To see this a bit more formally, you could look at the Taylor expansion of $$h$$ around $$\bar Y=\mathbb E(Y)$$ (see e.g. here)

$$\mathbb E (h(Y)) = h(\bar Y) + \frac{1}{2} h''( \bar Y)\sigma_Y^2 + \frac{1}{3!}h^{(3)}(\bar Y)\mathbb E [(Y-\bar Y)^3] \;+ \; ...$$

(Note that since $$Y = e^{-\frac{1}{V+1}}$$ is bounded between $$e^{-1}$$ and $$e^{-\frac{1}{k+1}} < 1$$ then the higher moments are exponentially decreasing in magnitude)

The leading order term of the difference is proportional to the variance of $$Y$$. Specifically for your $$h(p)$$ with $$h''(p) = -\frac{1}{p(1-p)}$$,

$$f \approx \max_q \frac{\sigma_Y^2}{2\bar Y (1 - \bar Y) } > 0$$

Since $$Y$$ is a function of $$V$$ it's variance is roughly proportional to that of $$V$$ which is $$\text{var}(V) = \sum_i a_i^2 \text{var}(X_i) = q(1-q)\sum_i a_i^2$$, and it is easy to see that for fixed $$k$$ the variance of $$V$$ is minimal when all the $$a_i$$'s are equal and is maximal when only one $$a_i$$ is non zero.

Intuitively therefore, when you keep $$k$$ fixed and change the number of non zero elements of $$a$$ you are increasing $$\sigma_Y^2$$ while keeping $$\bar Y$$ roughly fixed, so the overall function value increases.
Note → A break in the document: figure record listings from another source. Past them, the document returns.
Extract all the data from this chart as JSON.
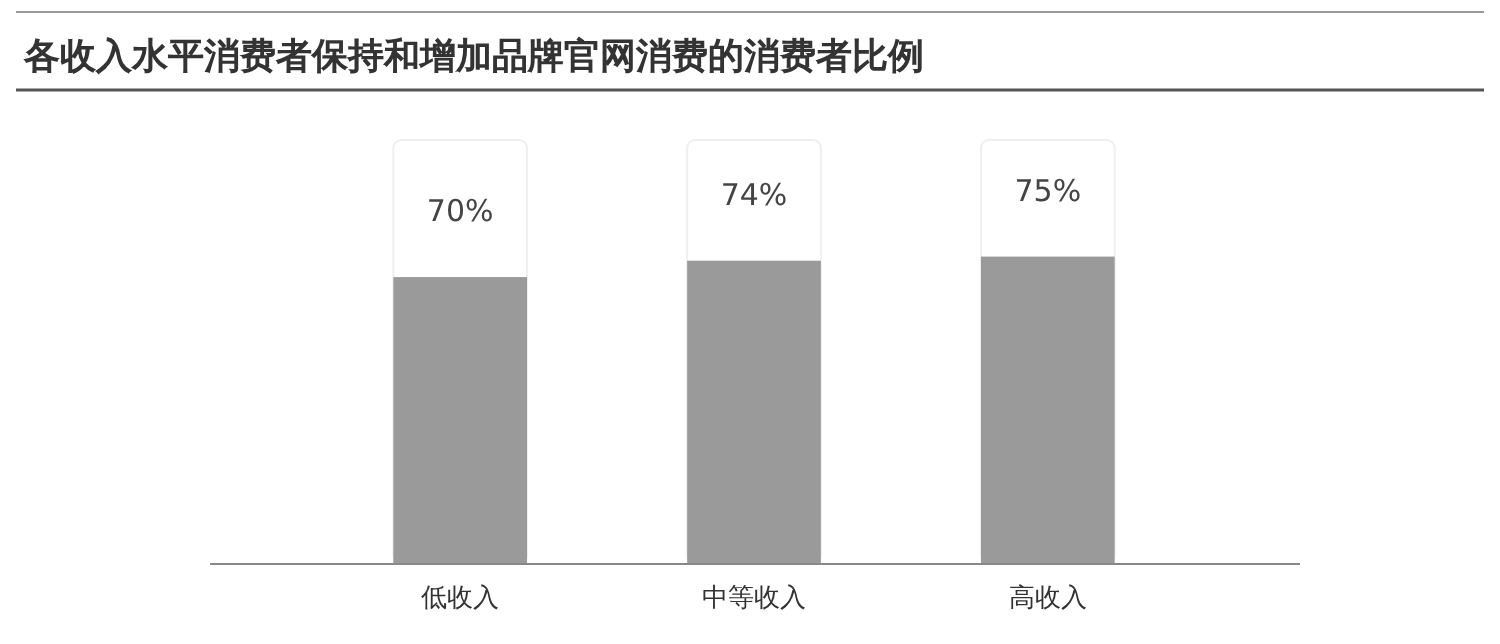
{
  "chart_data": {
    "type": "bar",
    "title": "各收入水平消费者保持和增加品牌官网消费的消费者比例",
    "categories": [
      "低收入",
      "中等收入",
      "高收入"
    ],
    "values": [
      70,
      74,
      75
    ],
    "color": "#9a9a9a",
    "data_labels": true,
    "value_labels": [
      "70%",
      "74%",
      "75%"
    ]
  }
}
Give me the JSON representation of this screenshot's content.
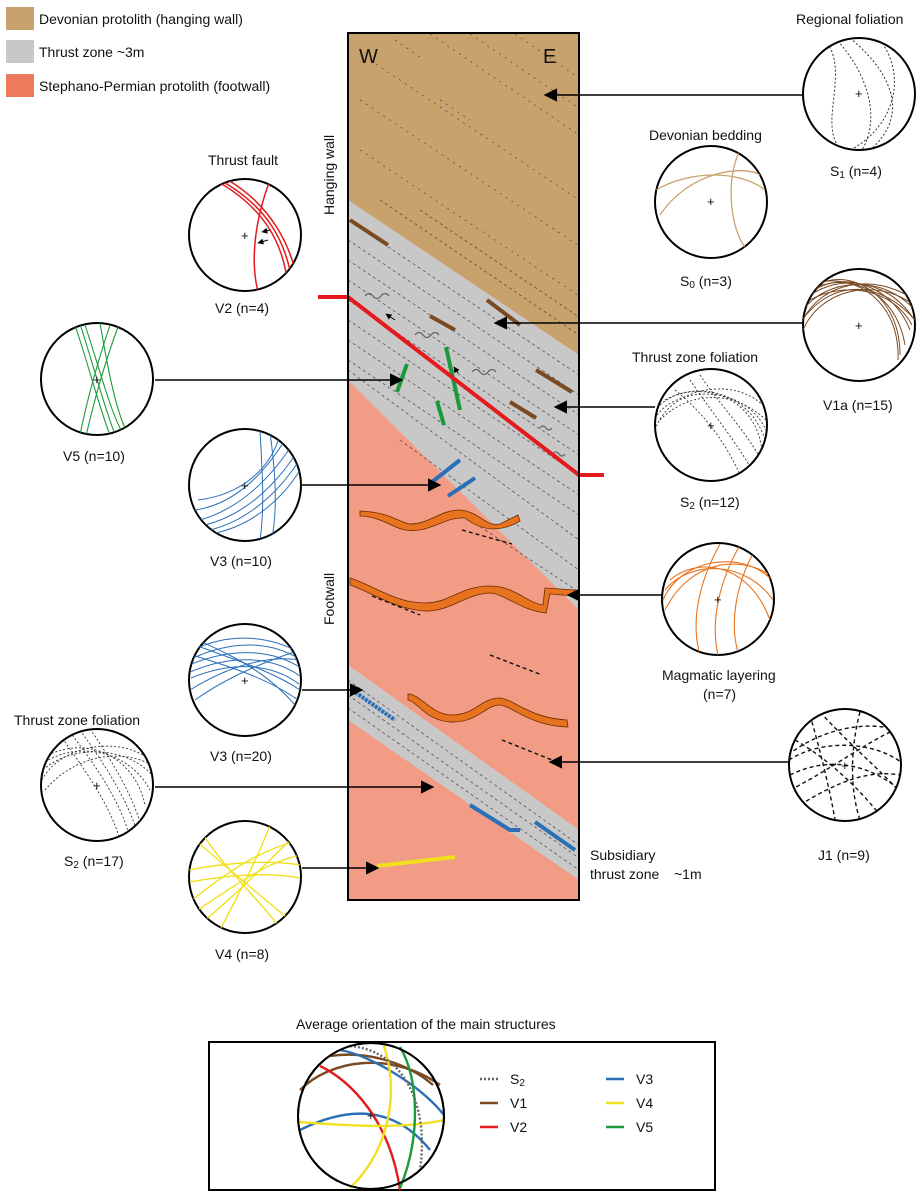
{
  "legend": {
    "items": [
      {
        "label": "Devonian protolith (hanging wall)",
        "color": "#c8a26d"
      },
      {
        "label": "Thrust zone ~3m",
        "color": "#c8c8c8"
      },
      {
        "label": "Stephano-Permian protolith (footwall)",
        "color": "#ee7a5e"
      }
    ]
  },
  "section": {
    "west_label": "W",
    "east_label": "E",
    "hanging_wall_label": "Hanging wall",
    "footwall_label": "Footwall",
    "subsidiary_label_1": "Subsidiary",
    "subsidiary_label_2": "thrust zone",
    "subsidiary_thickness": "~1m",
    "colors": {
      "hanging_wall": "#c8a26d",
      "thrust_zone": "#c8c8c8",
      "footwall": "#f29c86",
      "thrust_fault": "#e41a1c",
      "v1": "#7a4a22",
      "v3": "#2a6fb8",
      "v4": "#f0e020",
      "v5": "#1a9a3a",
      "magmatic": "#e8731e"
    }
  },
  "stereonets": {
    "regional_foliation": {
      "title": "Regional foliation",
      "label_main": "S",
      "label_sub": "1",
      "label_rest": " (n=4)"
    },
    "devonian_bedding": {
      "title": "Devonian bedding",
      "label_main": "S",
      "label_sub": "0",
      "label_rest": " (n=3)"
    },
    "v1a": {
      "label": "V1a (n=15)"
    },
    "thrust_zone_foliation_top": {
      "title": "Thrust zone foliation",
      "label_main": "S",
      "label_sub": "2",
      "label_rest": " (n=12)"
    },
    "magmatic_layering": {
      "title_1": "Magmatic layering",
      "title_2": "(n=7)"
    },
    "j1": {
      "label": "J1 (n=9)"
    },
    "thrust_fault": {
      "title": "Thrust fault",
      "label": "V2 (n=4)"
    },
    "v5": {
      "label": "V5 (n=10)"
    },
    "v3_a": {
      "label": "V3 (n=10)"
    },
    "v3_b": {
      "label": "V3 (n=20)"
    },
    "thrust_zone_foliation_bottom": {
      "title": "Thrust zone foliation",
      "label_main": "S",
      "label_sub": "2",
      "label_rest": " (n=17)"
    },
    "v4": {
      "label": "V4 (n=8)"
    }
  },
  "average": {
    "title": "Average orientation of the main structures",
    "legend": [
      {
        "main": "S",
        "sub": "2",
        "color": "#666666",
        "style": "dotted"
      },
      {
        "main": "V1",
        "sub": "",
        "color": "#7a4a22",
        "style": "solid"
      },
      {
        "main": "V2",
        "sub": "",
        "color": "#e41a1c",
        "style": "solid"
      },
      {
        "main": "V3",
        "sub": "",
        "color": "#2a6fb8",
        "style": "solid"
      },
      {
        "main": "V4",
        "sub": "",
        "color": "#f0e020",
        "style": "solid"
      },
      {
        "main": "V5",
        "sub": "",
        "color": "#1a9a3a",
        "style": "solid"
      }
    ]
  }
}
And Since this is true for any fixed $$q$$ it should remain true after maximizing w.r.t $$q$$. (That is, if for some $$\vec a_1$$ and $$\vec a_2$$, $$f(\vec a_1,q) \ge f(\vec a_2,q)$$ holds for all $$q$$, then $$\max_q f(\vec a_1,q) \ge \max_q f(\vec a_2,q)$$)

Of course this is a very rough approximation and the details will have to be worked out much more carefully in order to make any sort of a definite statement. Specifically note that the above expression diverges when $$\bar Y \to 1$$ which can happen when $$k \to \infty$$, so none of this may be true for large enough $$k$$.